In April 2015, the FASB issued ASU No. 2015-03 – Simplifying the Presentation of Debt Issuance Costs, which changes the presentation of debt issuance costs in financial statements. Under the ASU, an entity will present such costs in the balance sheet as a direct deduction from the related debt liability rather than as an asset. Amortization of the costs will continue to be reported as interest expense. In August 2015, the FASB issued ASU No. 2015-15 – Presentation and Subsequent Measurement of Debt Issuance Costs Associated with Line-of-Credit Arrangements, which indicates the Securities and Exchange Commission staff would not object to an entity deferring and continuing to present debt issuance costs related to line-of-credit arrangements as an asset and subsequently amortizing the deferred debt issuance costs ratably over the term of the line-of-credit arrangement, regardless of whether there are any outstanding borrowings on the line-of-credit arrangement. ASU 2015-03 is effective retrospectively for interim and annual periods beginning after December 15, 2015. The Company adopted the new guidance effective February 1, 2016, and, as a result, it has reclassified debt issuance costs related to long-term debt from other assets, net to a direct deduction from long-term debt, while continuing to present debt issuance costs related to line-of-credit arrangements as an asset. The adoption of the new guidance did not have a material impact on the Company's financial position or earnings. See "Note 1. Condensed Consolidated Financial Statements" and "Note 7. Debt" for additional information.

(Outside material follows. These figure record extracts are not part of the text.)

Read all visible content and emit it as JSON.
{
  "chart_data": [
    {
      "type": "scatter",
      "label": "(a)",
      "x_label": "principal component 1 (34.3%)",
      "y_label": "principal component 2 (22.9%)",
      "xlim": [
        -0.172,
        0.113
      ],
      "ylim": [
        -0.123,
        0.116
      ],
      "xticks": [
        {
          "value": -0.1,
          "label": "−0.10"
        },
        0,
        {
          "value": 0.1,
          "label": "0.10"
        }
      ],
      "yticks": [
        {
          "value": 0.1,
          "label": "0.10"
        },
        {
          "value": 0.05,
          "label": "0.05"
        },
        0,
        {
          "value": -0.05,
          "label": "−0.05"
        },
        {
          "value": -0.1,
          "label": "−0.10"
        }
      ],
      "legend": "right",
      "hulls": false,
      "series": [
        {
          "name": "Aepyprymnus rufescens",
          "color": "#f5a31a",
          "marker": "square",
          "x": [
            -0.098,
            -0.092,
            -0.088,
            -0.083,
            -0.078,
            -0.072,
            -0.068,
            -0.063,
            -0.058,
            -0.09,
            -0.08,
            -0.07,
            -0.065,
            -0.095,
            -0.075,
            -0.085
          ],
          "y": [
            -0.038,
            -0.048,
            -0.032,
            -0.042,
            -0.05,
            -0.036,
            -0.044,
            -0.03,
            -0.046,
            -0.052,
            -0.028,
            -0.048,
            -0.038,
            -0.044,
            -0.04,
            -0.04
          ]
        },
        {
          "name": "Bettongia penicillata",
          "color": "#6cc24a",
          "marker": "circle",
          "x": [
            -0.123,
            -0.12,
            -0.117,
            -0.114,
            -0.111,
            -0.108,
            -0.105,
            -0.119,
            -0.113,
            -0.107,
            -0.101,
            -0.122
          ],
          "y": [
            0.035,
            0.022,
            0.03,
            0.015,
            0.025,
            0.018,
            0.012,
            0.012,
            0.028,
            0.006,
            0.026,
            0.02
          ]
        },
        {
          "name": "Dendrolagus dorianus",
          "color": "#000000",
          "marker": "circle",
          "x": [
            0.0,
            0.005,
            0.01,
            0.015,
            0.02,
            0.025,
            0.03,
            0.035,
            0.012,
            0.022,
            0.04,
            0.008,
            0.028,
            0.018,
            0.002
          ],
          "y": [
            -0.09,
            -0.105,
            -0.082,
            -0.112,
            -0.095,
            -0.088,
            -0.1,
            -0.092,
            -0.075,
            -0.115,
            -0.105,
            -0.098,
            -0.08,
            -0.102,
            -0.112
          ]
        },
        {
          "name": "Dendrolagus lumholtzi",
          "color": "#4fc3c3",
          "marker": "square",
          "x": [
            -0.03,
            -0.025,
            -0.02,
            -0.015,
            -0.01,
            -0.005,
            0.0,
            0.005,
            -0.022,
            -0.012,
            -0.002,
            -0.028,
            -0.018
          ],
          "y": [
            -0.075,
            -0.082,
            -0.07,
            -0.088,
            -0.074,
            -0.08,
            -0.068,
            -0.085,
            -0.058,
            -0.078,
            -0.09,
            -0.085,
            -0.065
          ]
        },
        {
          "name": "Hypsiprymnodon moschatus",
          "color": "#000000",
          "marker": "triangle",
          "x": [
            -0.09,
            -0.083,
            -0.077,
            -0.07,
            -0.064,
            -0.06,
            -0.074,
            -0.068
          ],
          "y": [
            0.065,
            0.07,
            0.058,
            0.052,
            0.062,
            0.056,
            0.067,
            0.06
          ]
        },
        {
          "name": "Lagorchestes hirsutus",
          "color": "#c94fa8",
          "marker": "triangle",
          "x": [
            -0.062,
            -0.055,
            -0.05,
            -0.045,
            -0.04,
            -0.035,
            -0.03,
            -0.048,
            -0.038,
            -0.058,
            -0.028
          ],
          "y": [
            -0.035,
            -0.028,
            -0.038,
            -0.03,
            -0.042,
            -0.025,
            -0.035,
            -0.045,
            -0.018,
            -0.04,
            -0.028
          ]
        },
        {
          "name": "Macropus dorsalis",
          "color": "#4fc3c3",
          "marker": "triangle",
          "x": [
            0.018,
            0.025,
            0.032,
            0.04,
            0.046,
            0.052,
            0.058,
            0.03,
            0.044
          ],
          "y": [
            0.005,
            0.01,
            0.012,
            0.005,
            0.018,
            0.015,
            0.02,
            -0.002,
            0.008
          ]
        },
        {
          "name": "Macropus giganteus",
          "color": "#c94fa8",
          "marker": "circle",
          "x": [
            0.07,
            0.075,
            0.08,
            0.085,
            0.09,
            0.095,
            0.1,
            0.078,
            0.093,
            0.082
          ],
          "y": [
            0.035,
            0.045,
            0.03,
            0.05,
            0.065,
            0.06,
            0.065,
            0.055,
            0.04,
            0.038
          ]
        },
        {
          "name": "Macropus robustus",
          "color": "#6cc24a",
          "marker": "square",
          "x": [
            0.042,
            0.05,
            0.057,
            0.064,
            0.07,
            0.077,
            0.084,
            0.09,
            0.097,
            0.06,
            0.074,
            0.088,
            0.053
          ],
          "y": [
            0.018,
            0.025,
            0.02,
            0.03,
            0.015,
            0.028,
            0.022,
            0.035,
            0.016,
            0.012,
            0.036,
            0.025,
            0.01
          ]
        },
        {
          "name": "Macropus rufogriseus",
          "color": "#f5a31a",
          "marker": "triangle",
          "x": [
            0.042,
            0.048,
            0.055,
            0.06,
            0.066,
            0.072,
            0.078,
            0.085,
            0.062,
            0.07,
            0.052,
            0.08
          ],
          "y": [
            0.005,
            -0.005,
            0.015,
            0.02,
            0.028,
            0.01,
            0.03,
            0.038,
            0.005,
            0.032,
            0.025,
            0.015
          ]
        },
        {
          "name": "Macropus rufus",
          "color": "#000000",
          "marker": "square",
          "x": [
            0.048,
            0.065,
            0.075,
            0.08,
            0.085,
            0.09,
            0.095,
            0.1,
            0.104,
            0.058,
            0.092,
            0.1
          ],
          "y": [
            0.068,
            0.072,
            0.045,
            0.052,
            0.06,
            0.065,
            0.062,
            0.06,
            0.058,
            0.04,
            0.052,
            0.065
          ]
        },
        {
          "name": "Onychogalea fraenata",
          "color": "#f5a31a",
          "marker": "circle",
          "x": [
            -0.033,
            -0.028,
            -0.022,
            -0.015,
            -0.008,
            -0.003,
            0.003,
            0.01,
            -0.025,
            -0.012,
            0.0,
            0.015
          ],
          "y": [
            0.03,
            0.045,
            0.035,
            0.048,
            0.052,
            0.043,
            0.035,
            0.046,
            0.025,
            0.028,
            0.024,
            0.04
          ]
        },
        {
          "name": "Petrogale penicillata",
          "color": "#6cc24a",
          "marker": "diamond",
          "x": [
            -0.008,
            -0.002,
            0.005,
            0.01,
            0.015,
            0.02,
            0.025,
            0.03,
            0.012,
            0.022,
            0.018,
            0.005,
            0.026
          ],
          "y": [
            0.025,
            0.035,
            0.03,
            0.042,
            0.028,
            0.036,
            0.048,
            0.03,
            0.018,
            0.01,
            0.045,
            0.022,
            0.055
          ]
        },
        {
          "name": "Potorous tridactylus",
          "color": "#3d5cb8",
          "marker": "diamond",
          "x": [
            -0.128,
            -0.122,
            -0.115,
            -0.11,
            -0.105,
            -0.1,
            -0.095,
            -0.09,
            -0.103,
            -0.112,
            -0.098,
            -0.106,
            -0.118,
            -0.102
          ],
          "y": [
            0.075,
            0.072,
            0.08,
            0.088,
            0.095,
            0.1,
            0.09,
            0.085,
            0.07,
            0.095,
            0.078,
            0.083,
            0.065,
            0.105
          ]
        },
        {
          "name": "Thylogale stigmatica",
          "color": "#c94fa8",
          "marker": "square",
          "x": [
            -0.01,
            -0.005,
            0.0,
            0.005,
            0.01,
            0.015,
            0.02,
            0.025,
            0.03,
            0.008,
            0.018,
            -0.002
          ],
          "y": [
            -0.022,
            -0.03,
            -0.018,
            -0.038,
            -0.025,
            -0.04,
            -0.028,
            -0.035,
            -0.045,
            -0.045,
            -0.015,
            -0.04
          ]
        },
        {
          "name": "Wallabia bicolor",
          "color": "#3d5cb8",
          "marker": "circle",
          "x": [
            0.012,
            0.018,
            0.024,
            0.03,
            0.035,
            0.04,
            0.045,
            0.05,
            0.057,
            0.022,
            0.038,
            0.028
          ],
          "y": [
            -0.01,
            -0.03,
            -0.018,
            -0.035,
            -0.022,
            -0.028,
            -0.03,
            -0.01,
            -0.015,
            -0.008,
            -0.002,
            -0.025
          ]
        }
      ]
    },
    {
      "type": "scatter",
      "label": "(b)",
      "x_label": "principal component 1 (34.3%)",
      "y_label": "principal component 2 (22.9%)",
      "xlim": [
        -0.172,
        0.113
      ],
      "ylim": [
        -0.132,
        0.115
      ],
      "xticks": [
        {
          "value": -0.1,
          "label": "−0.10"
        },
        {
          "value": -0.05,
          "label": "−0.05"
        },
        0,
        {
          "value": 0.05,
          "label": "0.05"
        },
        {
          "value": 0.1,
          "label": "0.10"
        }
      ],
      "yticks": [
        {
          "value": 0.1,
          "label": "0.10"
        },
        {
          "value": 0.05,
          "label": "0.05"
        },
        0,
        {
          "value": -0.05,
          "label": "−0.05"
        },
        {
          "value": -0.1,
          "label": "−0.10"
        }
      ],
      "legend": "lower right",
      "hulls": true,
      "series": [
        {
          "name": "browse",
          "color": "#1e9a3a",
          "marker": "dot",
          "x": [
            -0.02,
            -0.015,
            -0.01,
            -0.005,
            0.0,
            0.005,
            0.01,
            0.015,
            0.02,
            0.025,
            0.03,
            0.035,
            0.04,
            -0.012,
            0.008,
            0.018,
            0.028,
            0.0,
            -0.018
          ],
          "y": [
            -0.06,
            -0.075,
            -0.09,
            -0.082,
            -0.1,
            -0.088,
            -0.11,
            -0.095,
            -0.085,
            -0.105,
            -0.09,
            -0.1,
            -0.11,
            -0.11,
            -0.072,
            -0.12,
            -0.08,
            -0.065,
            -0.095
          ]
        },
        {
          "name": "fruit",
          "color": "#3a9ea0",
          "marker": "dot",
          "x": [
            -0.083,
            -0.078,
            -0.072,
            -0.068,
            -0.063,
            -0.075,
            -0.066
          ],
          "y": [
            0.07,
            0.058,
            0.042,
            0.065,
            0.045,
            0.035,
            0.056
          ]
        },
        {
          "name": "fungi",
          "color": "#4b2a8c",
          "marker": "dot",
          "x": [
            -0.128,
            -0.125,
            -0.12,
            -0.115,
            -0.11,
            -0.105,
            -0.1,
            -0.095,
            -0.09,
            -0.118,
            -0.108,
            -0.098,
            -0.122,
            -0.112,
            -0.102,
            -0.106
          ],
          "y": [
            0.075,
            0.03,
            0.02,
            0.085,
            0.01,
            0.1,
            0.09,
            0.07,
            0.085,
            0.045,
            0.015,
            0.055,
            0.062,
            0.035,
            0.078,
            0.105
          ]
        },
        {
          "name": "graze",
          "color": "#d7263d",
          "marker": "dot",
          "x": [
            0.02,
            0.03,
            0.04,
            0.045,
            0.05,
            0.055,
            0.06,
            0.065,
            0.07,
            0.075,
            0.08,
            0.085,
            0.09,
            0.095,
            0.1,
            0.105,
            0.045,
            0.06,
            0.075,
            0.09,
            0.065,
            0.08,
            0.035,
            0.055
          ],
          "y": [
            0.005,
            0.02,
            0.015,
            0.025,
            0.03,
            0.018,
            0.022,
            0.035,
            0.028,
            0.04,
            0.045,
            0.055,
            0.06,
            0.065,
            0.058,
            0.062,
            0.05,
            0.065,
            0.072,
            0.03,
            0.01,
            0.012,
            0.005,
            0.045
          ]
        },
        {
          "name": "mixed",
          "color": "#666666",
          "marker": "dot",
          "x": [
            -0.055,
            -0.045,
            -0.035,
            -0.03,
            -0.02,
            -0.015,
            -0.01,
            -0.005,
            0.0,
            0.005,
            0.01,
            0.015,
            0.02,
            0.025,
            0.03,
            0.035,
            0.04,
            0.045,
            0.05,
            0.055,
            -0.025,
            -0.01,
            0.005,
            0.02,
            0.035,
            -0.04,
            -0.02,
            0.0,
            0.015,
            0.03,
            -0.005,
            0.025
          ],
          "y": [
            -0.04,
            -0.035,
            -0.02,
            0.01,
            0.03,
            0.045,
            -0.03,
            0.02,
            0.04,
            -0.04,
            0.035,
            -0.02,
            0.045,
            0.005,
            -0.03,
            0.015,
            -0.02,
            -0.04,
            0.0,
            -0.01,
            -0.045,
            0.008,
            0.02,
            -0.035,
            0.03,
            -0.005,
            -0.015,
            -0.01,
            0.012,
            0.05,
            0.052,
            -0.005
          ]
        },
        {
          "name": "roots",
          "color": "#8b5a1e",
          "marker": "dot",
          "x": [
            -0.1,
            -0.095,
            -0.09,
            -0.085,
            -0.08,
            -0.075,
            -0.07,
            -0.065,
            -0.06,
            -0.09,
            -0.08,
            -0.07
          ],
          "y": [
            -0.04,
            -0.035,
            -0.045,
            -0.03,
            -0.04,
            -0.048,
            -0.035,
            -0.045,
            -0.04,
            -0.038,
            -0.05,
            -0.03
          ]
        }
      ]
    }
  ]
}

In February 2016, the FASB issued ASU No. 2016-02 – Leases, which requires an entity that leases assets to recognize on the balance sheet the assets and liabilities for the rights and obligations created by those leases. Leases will be classified as either financing or operating, with the applicable classification determining the pattern of expense recognition in the statement of earnings. This ASU is effective for fiscal years, and interim periods within those fiscal years, beginning after December 15, 2018 and must be adopted using a modified retrospective approach. Management is currently evaluating the impact of this ASU on the consolidated financial statements.

In March 2016, the FASB issued ASU No. 2016-05 – Derivatives and Hedging: Effect of Derivative Contract Novations on Existing Hedge Accounting Relationships, which states that a change in counterparty to a derivative instrument does not, in and of itself, require dedesignation of that hedging relationship provided that all other hedge account criteria continue to be met. This ASU is effective for interim and annual periods beginning after December 15, 2016. The amendments should be applied on either a prospective basis or a modified retrospective basis and earlier application is permitted. Management is currently evaluating the impact of this ASU on the consolidated financial statements.

In March 2016, the FASB issued ASU No. 2016-09 – Compensation – Stock Compensation: Improvements to Employee Share-Based Payment Accounting, which provides guidance on several aspects of accounting for share-based payment transactions, including the accounting for income taxes, forfeitures, and statutory tax withholding requirements, as well as classification on the statement of cash flows. Most notably, the Company will be required to recognize all excess tax benefits and shortfalls as income tax expense or benefit in the statement of earnings within the reporting period in which they occur. This ASU is effective for interim and annual periods beginning after December 15, 2016 and early addition is permitted. Management is currently evaluating the impact of this ASU on the consolidated financial statements.